CPFAQ: Initial Commit: Webliographer


This week, I made my initial commit to the GitHub repository I’ll be using for my Webliographer project.

The purpose of Webliographer is to collect and manage web references, otherwise known as links or URLs. This initial commit focuses on importing links from various file formats, and exporting a table of link information in TSV (tab-separated value) format.

Text File UI

Webliographer is a .NET command-line program. This type of user interface takes less time to develop than a graphical UI, but it can also make program functions less discoverable. So rather than rely only on command-line arguments, I decided instead to read commands from a text file. The reason: As I was testing the program, I found myself running the same commands repeatedly. To remember which commands to run, I would store the command syntax in a text document and paste the commands into a console window. So why not just have the program read from a text file directly?

The advantage of a command text file is that it takes advantage of the full functionality of your favorite text editor. Commands can be copied, pasted, and modified as needed. It’s faster than pointing and clicking in a UI, though it does require a command-line way of thinking.

To interpret the command file, I wrote a bare-bones parser that reads the file and looks for one or more commands in a section of the file between the delimiters ExecuteStart and ExecuteEnd. Each command has a unique name and zero or more parameters, each on a separate line. Comments (lines that start with #) are ignored. Another section of the file (between LibraryStart and LibraryEnd) is ignored completely, so it can store commands that aren’t currently being used. Commands from this section can be copied and pasted into the active section when needed.

I wrote about the concept of a text file UI last year in Time Tortoise: Text File User Interface. However, Time Tortoise in its current form relies mostly on a graphical UI.

Importing Data

Webliographer needs to get its link data from somewhere.

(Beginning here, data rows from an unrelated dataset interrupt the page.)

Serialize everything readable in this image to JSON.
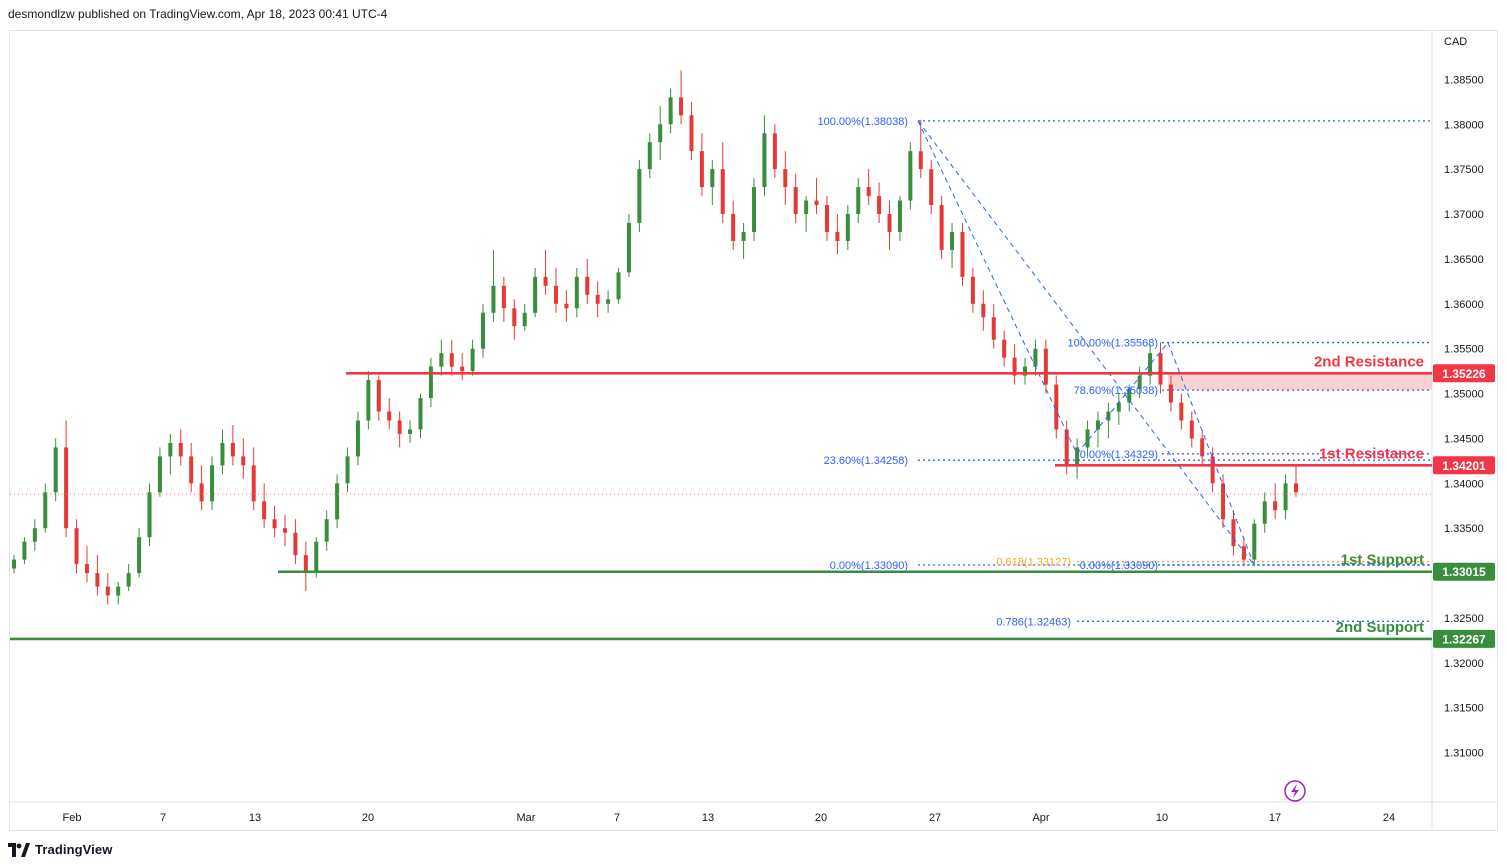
{
  "header": {
    "published_text": "desmondlzw published on TradingView.com, Apr 18, 2023 00:41 UTC-4"
  },
  "footer": {
    "brand": "TradingView"
  },
  "colors": {
    "up": "#388e3c",
    "down": "#e53935",
    "resistance": "#f23645",
    "support": "#388e3c",
    "fib": "#2962ff",
    "fib_golden": "#f5a623",
    "current_price_line": "#e57373",
    "resistance_zone": "#f7c6c6"
  },
  "chart_data": {
    "type": "candlestick",
    "symbol_currency": "CAD",
    "ylim": [
      1.3045,
      1.3905
    ],
    "y_ticks": [
      "1.38500",
      "1.38000",
      "1.37500",
      "1.37000",
      "1.36500",
      "1.36000",
      "1.35500",
      "1.35000",
      "1.34500",
      "1.34000",
      "1.33500",
      "1.32500",
      "1.32000",
      "1.31500",
      "1.31000"
    ],
    "x_ticks": [
      "Feb",
      "7",
      "13",
      "20",
      "Mar",
      "7",
      "13",
      "20",
      "27",
      "Apr",
      "10",
      "17",
      "24"
    ],
    "candles_ohlc": [
      [
        1.3305,
        1.332,
        1.33,
        1.3315
      ],
      [
        1.3315,
        1.334,
        1.331,
        1.3335
      ],
      [
        1.3335,
        1.336,
        1.3325,
        1.335
      ],
      [
        1.335,
        1.34,
        1.3345,
        1.339
      ],
      [
        1.339,
        1.345,
        1.338,
        1.344
      ],
      [
        1.344,
        1.347,
        1.334,
        1.335
      ],
      [
        1.335,
        1.336,
        1.33,
        1.331
      ],
      [
        1.331,
        1.333,
        1.329,
        1.33
      ],
      [
        1.33,
        1.332,
        1.3275,
        1.3285
      ],
      [
        1.3285,
        1.33,
        1.3265,
        1.3275
      ],
      [
        1.3275,
        1.329,
        1.3265,
        1.3285
      ],
      [
        1.3285,
        1.331,
        1.328,
        1.33
      ],
      [
        1.33,
        1.335,
        1.3295,
        1.334
      ],
      [
        1.334,
        1.34,
        1.333,
        1.339
      ],
      [
        1.339,
        1.344,
        1.3385,
        1.343
      ],
      [
        1.343,
        1.3455,
        1.341,
        1.3445
      ],
      [
        1.3445,
        1.346,
        1.342,
        1.343
      ],
      [
        1.343,
        1.3445,
        1.339,
        1.34
      ],
      [
        1.34,
        1.342,
        1.337,
        1.338
      ],
      [
        1.338,
        1.343,
        1.337,
        1.342
      ],
      [
        1.342,
        1.346,
        1.341,
        1.3445
      ],
      [
        1.3445,
        1.3465,
        1.342,
        1.343
      ],
      [
        1.343,
        1.345,
        1.3405,
        1.342
      ],
      [
        1.342,
        1.344,
        1.337,
        1.338
      ],
      [
        1.338,
        1.34,
        1.335,
        1.336
      ],
      [
        1.336,
        1.3375,
        1.334,
        1.335
      ],
      [
        1.335,
        1.3365,
        1.333,
        1.3345
      ],
      [
        1.3345,
        1.336,
        1.331,
        1.332
      ],
      [
        1.332,
        1.3335,
        1.328,
        1.33
      ],
      [
        1.33,
        1.334,
        1.3295,
        1.3335
      ],
      [
        1.3335,
        1.337,
        1.3325,
        1.336
      ],
      [
        1.336,
        1.341,
        1.335,
        1.34
      ],
      [
        1.34,
        1.344,
        1.339,
        1.343
      ],
      [
        1.343,
        1.348,
        1.342,
        1.347
      ],
      [
        1.347,
        1.3525,
        1.346,
        1.3515
      ],
      [
        1.3515,
        1.352,
        1.347,
        1.348
      ],
      [
        1.348,
        1.3495,
        1.346,
        1.347
      ],
      [
        1.347,
        1.348,
        1.344,
        1.3455
      ],
      [
        1.3455,
        1.347,
        1.3445,
        1.346
      ],
      [
        1.346,
        1.35,
        1.345,
        1.3495
      ],
      [
        1.3495,
        1.354,
        1.3485,
        1.353
      ],
      [
        1.353,
        1.356,
        1.352,
        1.3545
      ],
      [
        1.3545,
        1.356,
        1.352,
        1.353
      ],
      [
        1.353,
        1.3545,
        1.3515,
        1.3525
      ],
      [
        1.3525,
        1.356,
        1.352,
        1.355
      ],
      [
        1.355,
        1.36,
        1.354,
        1.359
      ],
      [
        1.359,
        1.366,
        1.358,
        1.362
      ],
      [
        1.362,
        1.363,
        1.358,
        1.3595
      ],
      [
        1.3595,
        1.3605,
        1.356,
        1.3575
      ],
      [
        1.3575,
        1.36,
        1.357,
        1.359
      ],
      [
        1.359,
        1.364,
        1.3585,
        1.363
      ],
      [
        1.363,
        1.366,
        1.361,
        1.362
      ],
      [
        1.362,
        1.364,
        1.359,
        1.36
      ],
      [
        1.36,
        1.3615,
        1.358,
        1.3595
      ],
      [
        1.3595,
        1.364,
        1.3585,
        1.363
      ],
      [
        1.363,
        1.365,
        1.36,
        1.361
      ],
      [
        1.361,
        1.3625,
        1.3585,
        1.36
      ],
      [
        1.36,
        1.3615,
        1.359,
        1.3605
      ],
      [
        1.3605,
        1.364,
        1.36,
        1.3635
      ],
      [
        1.3635,
        1.37,
        1.363,
        1.369
      ],
      [
        1.369,
        1.376,
        1.368,
        1.375
      ],
      [
        1.375,
        1.379,
        1.374,
        1.378
      ],
      [
        1.378,
        1.382,
        1.376,
        1.38
      ],
      [
        1.38,
        1.384,
        1.379,
        1.383
      ],
      [
        1.383,
        1.386,
        1.38,
        1.381
      ],
      [
        1.381,
        1.3825,
        1.376,
        1.377
      ],
      [
        1.377,
        1.379,
        1.372,
        1.373
      ],
      [
        1.373,
        1.376,
        1.371,
        1.375
      ],
      [
        1.375,
        1.378,
        1.369,
        1.37
      ],
      [
        1.37,
        1.3715,
        1.366,
        1.367
      ],
      [
        1.367,
        1.369,
        1.365,
        1.368
      ],
      [
        1.368,
        1.374,
        1.367,
        1.373
      ],
      [
        1.373,
        1.381,
        1.372,
        1.379
      ],
      [
        1.379,
        1.38,
        1.374,
        1.375
      ],
      [
        1.375,
        1.377,
        1.371,
        1.373
      ],
      [
        1.373,
        1.3745,
        1.369,
        1.37
      ],
      [
        1.37,
        1.372,
        1.368,
        1.3715
      ],
      [
        1.3715,
        1.374,
        1.37,
        1.371
      ],
      [
        1.371,
        1.372,
        1.367,
        1.368
      ],
      [
        1.368,
        1.37,
        1.3655,
        1.367
      ],
      [
        1.367,
        1.371,
        1.366,
        1.37
      ],
      [
        1.37,
        1.374,
        1.369,
        1.373
      ],
      [
        1.373,
        1.375,
        1.371,
        1.372
      ],
      [
        1.372,
        1.3735,
        1.369,
        1.37
      ],
      [
        1.37,
        1.3715,
        1.366,
        1.368
      ],
      [
        1.368,
        1.372,
        1.367,
        1.3715
      ],
      [
        1.3715,
        1.378,
        1.3705,
        1.377
      ],
      [
        1.377,
        1.3805,
        1.374,
        1.375
      ],
      [
        1.375,
        1.376,
        1.37,
        1.371
      ],
      [
        1.371,
        1.372,
        1.365,
        1.366
      ],
      [
        1.366,
        1.369,
        1.364,
        1.368
      ],
      [
        1.368,
        1.369,
        1.362,
        1.363
      ],
      [
        1.363,
        1.364,
        1.359,
        1.36
      ],
      [
        1.36,
        1.3615,
        1.357,
        1.3585
      ],
      [
        1.3585,
        1.36,
        1.355,
        1.356
      ],
      [
        1.356,
        1.357,
        1.353,
        1.354
      ],
      [
        1.354,
        1.3555,
        1.351,
        1.352
      ],
      [
        1.352,
        1.354,
        1.351,
        1.353
      ],
      [
        1.353,
        1.356,
        1.352,
        1.355
      ],
      [
        1.355,
        1.356,
        1.35,
        1.351
      ],
      [
        1.351,
        1.352,
        1.345,
        1.346
      ],
      [
        1.346,
        1.347,
        1.341,
        1.342
      ],
      [
        1.342,
        1.345,
        1.3405,
        1.344
      ],
      [
        1.344,
        1.347,
        1.343,
        1.346
      ],
      [
        1.346,
        1.348,
        1.344,
        1.347
      ],
      [
        1.347,
        1.349,
        1.345,
        1.348
      ],
      [
        1.348,
        1.35,
        1.3465,
        1.349
      ],
      [
        1.349,
        1.351,
        1.348,
        1.3505
      ],
      [
        1.3505,
        1.353,
        1.3495,
        1.352
      ],
      [
        1.352,
        1.3555,
        1.351,
        1.3545
      ],
      [
        1.3545,
        1.3557,
        1.35,
        1.351
      ],
      [
        1.351,
        1.352,
        1.348,
        1.349
      ],
      [
        1.349,
        1.35,
        1.346,
        1.347
      ],
      [
        1.347,
        1.348,
        1.344,
        1.345
      ],
      [
        1.345,
        1.346,
        1.342,
        1.343
      ],
      [
        1.343,
        1.344,
        1.339,
        1.34
      ],
      [
        1.34,
        1.341,
        1.335,
        1.336
      ],
      [
        1.336,
        1.337,
        1.332,
        1.333
      ],
      [
        1.333,
        1.334,
        1.3309,
        1.3315
      ],
      [
        1.3315,
        1.336,
        1.331,
        1.3355
      ],
      [
        1.3355,
        1.339,
        1.3345,
        1.338
      ],
      [
        1.338,
        1.34,
        1.336,
        1.337
      ],
      [
        1.337,
        1.341,
        1.336,
        1.34
      ],
      [
        1.34,
        1.342,
        1.3385,
        1.339
      ]
    ],
    "current_price": 1.3388,
    "horizontal_levels": [
      {
        "name": "2nd Resistance",
        "price": 1.35226,
        "price_label": "1.35226",
        "role": "resistance"
      },
      {
        "name": "1st Resistance",
        "price": 1.34201,
        "price_label": "1.34201",
        "role": "resistance"
      },
      {
        "name": "1st Support",
        "price": 1.33015,
        "price_label": "1.33015",
        "role": "support"
      },
      {
        "name": "2nd Support",
        "price": 1.32267,
        "price_label": "1.32267",
        "role": "support"
      }
    ],
    "fib_labels": [
      {
        "text": "100.00%(1.38038)",
        "price": 1.38038,
        "color": "fib"
      },
      {
        "text": "23.60%(1.34258)",
        "price": 1.34258,
        "color": "fib"
      },
      {
        "text": "0.00%(1.33090)",
        "price": 1.3309,
        "color": "fib"
      },
      {
        "text": "100.00%(1.35568)",
        "price": 1.35568,
        "color": "fib"
      },
      {
        "text": "78.60%(1.35038)",
        "price": 1.35038,
        "color": "fib"
      },
      {
        "text": "0.00%(1.34329)",
        "price": 1.34329,
        "color": "fib"
      },
      {
        "text": "0.00%(1.33090)",
        "price": 1.3309,
        "color": "fib"
      },
      {
        "text": "0.618(1.33127)",
        "price": 1.33127,
        "color": "fib_golden"
      },
      {
        "text": "0.786(1.32463)",
        "price": 1.32463,
        "color": "fib"
      }
    ]
  }
}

I have started by writing functions to import from a few different file formats:

  • Google search results in JSON format: I was able to get Google search results in this format, which captures information about a Google search query and each of the search results. I use JsonConvert.DeserializeObject to turn the JSON into a C# object graph for further processing.
  • Links in minimal TSV format: Each line in this minimal format has just a page title and a page URL, separate by a tab. It’s easy to create in a spreadsheet and export to a file. No special parser is required to read this format in C#.
  • Links in a Markdown document: I wrote this importer so I could extract the links from the Awesome Competitive Programming List. Rather than a full Markdown parser, I just use a regular expression to look for links on each line.

Storing Data

I don’t yet have a database up and running, so for now I’m storing my links in a master TSV file. Webliographer has a function to import multiple TSV files, consolidate any duplicates, and write out the result in TSV format. This master TSV can then be opened in a spreadsheet program for inspection. Once a database is available, I will import the master TSV and start using the database as the source of record.

For now, the master TSV contains the link title and URL, plus the domain where the page resides, and a rank (relative position).

(Image credit: Alexandre Duret-Lutz)